ZNF750 Drives Terminal Epidermal Differentiation via Induction of Klf4

Disrupted differentiation is a hallmark of numerous diseases, which in epidermis alone impact >25% of the population. In a search for dominant mediators of differentiation, we defined a requirement for the ZNF750 nuclear protein in terminal epidermal differentiation. ZNF750 controlled genes mutated in numerous human skin diseases, including FLG, LOR, LCE3B, ALOXE3, and SPINK5. ZNF750 potently induced progenitor differentiation via an evolutionarily conserved C2H2 zinc finger motif. The epidermal master regulator, p63, bound the ZNF750 promoter and was necessary for its induction. ZNF750 restored differentiation to p63-deficient tissue, suggesting it acts downstream of p63. A search for functionally important ZNF750 targets via analysis of ZNF750-regulated genes identified KLF4, a transcription factor that activates late epidermal differentiation genes. ZNF750 binds the Klf4 promoter and controls its expression. ZNF750 thus provides a direct link between a tissue-specifying factor, p63, and an effector of terminal differentiation, Klf4, and represents a potential future target for disorders of this process. Gene expression analysis: To establish a differentiation signature for primary human keratinocytes, with ZNF750-depleted, and Klf4-depleted, total RNA was isolated in biologic duplicate from cells in different conditions and hybridized to Affymetrix HG-U133 2.0 Plus arrays.

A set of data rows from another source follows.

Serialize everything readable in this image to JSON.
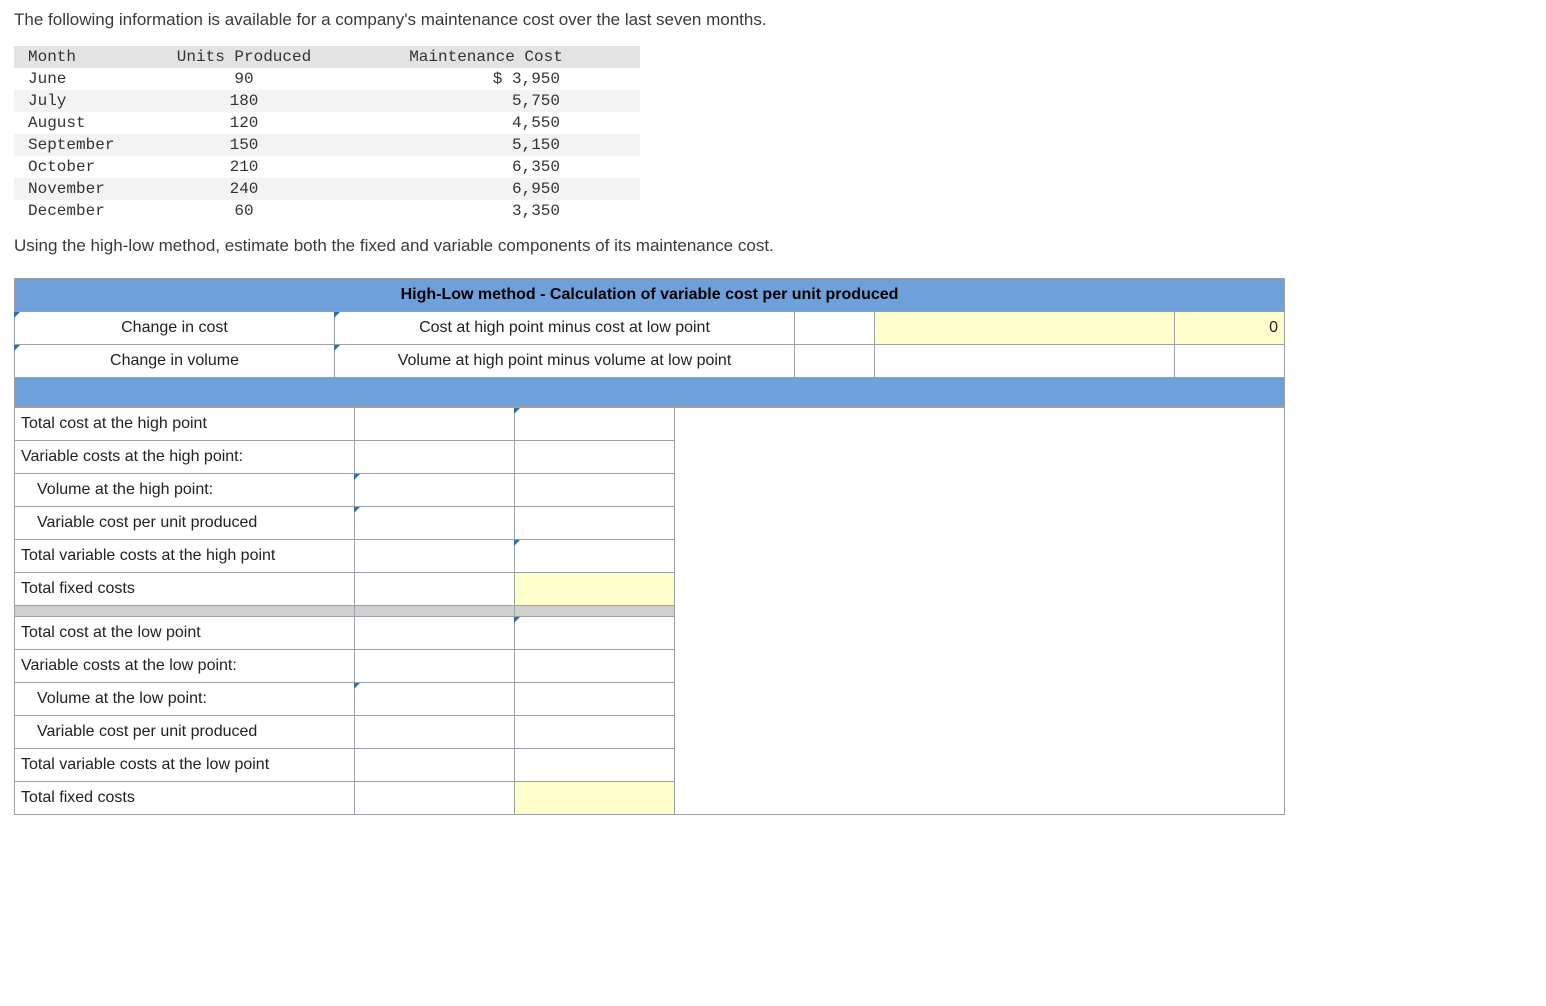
{
  "intro": "The following information is available for a company's maintenance cost over the last seven months.",
  "data_table": {
    "headers": {
      "month": "Month",
      "units": "Units Produced",
      "cost": "Maintenance Cost"
    },
    "rows": [
      {
        "month": "June",
        "units": "90",
        "cost": "$ 3,950"
      },
      {
        "month": "July",
        "units": "180",
        "cost": "5,750"
      },
      {
        "month": "August",
        "units": "120",
        "cost": "4,550"
      },
      {
        "month": "September",
        "units": "150",
        "cost": "5,150"
      },
      {
        "month": "October",
        "units": "210",
        "cost": "6,350"
      },
      {
        "month": "November",
        "units": "240",
        "cost": "6,950"
      },
      {
        "month": "December",
        "units": "60",
        "cost": "3,350"
      }
    ]
  },
  "instruction": "Using the high-low method, estimate both the fixed and variable components of its maintenance cost.",
  "ws1": {
    "title": "High-Low method - Calculation of variable cost per unit produced",
    "row1": {
      "label": "Change in cost",
      "desc": "Cost at high point minus cost at low point",
      "val_a": "",
      "val_b": "",
      "result": "0"
    },
    "row2": {
      "label": "Change in volume",
      "desc": "Volume at high point minus volume at low point",
      "val_a": "",
      "val_b": "",
      "result": ""
    }
  },
  "ws2": {
    "high": {
      "total_cost": "Total cost at the high point",
      "var_costs_header": "Variable costs at the high point:",
      "volume": "Volume at the high point:",
      "vcpu": "Variable cost per unit produced",
      "total_var": "Total variable costs at the high point",
      "fixed": "Total fixed costs"
    },
    "low": {
      "total_cost": "Total cost at the low point",
      "var_costs_header": "Variable costs at the low point:",
      "volume": "Volume at the low point:",
      "vcpu": "Variable cost per unit produced",
      "total_var": "Total variable costs at the low point",
      "fixed": "Total fixed costs"
    }
  }
}
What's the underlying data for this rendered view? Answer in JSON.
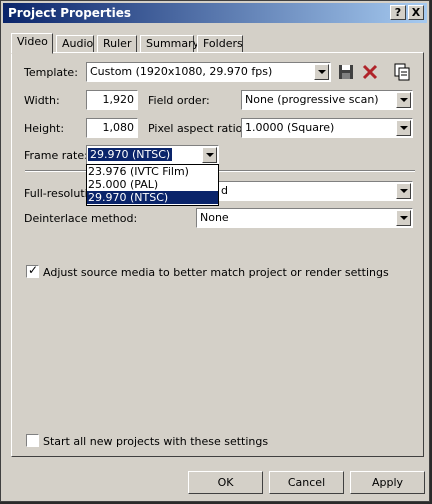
{
  "window": {
    "title": "Project Properties",
    "help_btn": "?",
    "close_btn": "X"
  },
  "tabs": [
    {
      "label": "Video",
      "active": true
    },
    {
      "label": "Audio"
    },
    {
      "label": "Ruler"
    },
    {
      "label": "Summary"
    },
    {
      "label": "Folders"
    }
  ],
  "video": {
    "template_label": "Template:",
    "template_value": "Custom (1920x1080, 29.970 fps)",
    "width_label": "Width:",
    "width_value": "1,920",
    "height_label": "Height:",
    "height_value": "1,080",
    "field_order_label": "Field order:",
    "field_order_value": "None (progressive scan)",
    "pixel_aspect_label": "Pixel aspect ratio:",
    "pixel_aspect_value": "1.0000 (Square)",
    "frame_rate_label": "Frame rate:",
    "frame_rate_value": "29.970 (NTSC)",
    "frame_rate_options": [
      "23.976 (IVTC Film)",
      "25.000 (PAL)",
      "29.970 (NTSC)"
    ],
    "full_res_label": "Full-resolutio",
    "full_res_value_partial": "d",
    "deinterlace_label": "Deinterlace method:",
    "deinterlace_value": "None",
    "adjust_source_label": "Adjust source media to better match project or render settings",
    "adjust_source_checked": true,
    "start_all_label": "Start all new projects with these settings",
    "start_all_checked": false
  },
  "buttons": {
    "ok": "OK",
    "cancel": "Cancel",
    "apply": "Apply"
  },
  "colors": {
    "title_start": "#0a246a",
    "title_end": "#a6caf0",
    "selection": "#0a246a",
    "face": "#d4d0c8"
  },
  "icons": [
    "save-icon",
    "delete-icon",
    "copy-settings-icon"
  ]
}
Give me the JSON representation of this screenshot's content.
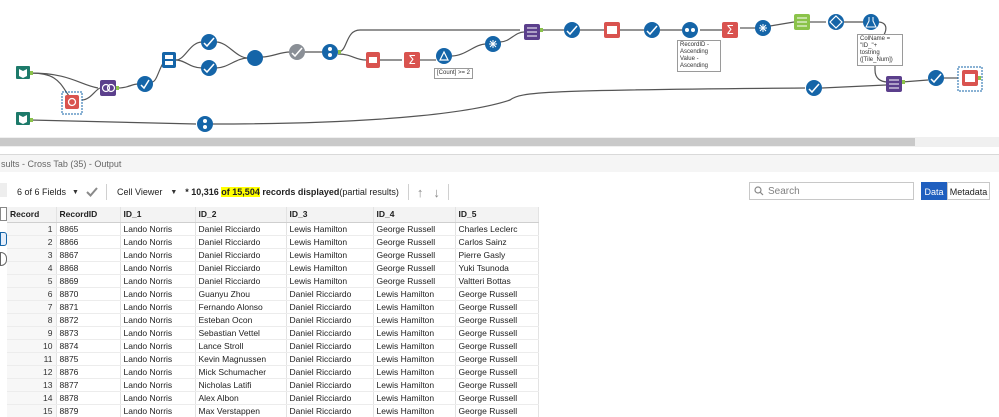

分化受阻是众多疾病的标志性特征，仅在表皮组织中就影响超过25%的人群。为探寻分化过程中的关键调控因子，我们明确了核蛋白ZNF750在表皮终末分化（terminal epidermal differentiation）中的必需作用。ZNF750所调控的基因在多种人类皮肤疾病中发生突变，包括FLG、LOR、LCE3B、ALOXE3及SPINK5。ZNF750通过进化保守的C2H2型锌指结构域（C2H2 zinc finger motif），高效诱导表皮祖细胞分化。作为表皮核心调控因子的p63，可结合ZNF750的启动子区域，且对ZNF750的诱导表达不可或缺。ZNF750可恢复p63缺陷组织的分化能力，这提示其作用通路位于p63的下游。通过分析ZNF750的调控基因以筛选其功能关键靶标，我们发现了转录因子KLF4——该因子可激活表皮晚期分化相关基因。ZNF750可结合Klf4的启动子区域并调控其表达。由此，ZNF750搭建起了组织特异性调控因子p63与终末分化效应因子Klf4之间的直接调控链路，同时可为该分化过程异常相关疾病的未来干预提供潜在靶点。基因表达分析：为构建原代人角质形成细胞在ZNF750敲低、Klf4敲低及正常培养条件下的分化特征谱，我们从不同培养状态的细胞中提取了生物学重复的总RNA，并将其与Affymetrix HG-U133 2.0 Plus基因芯片进行杂交。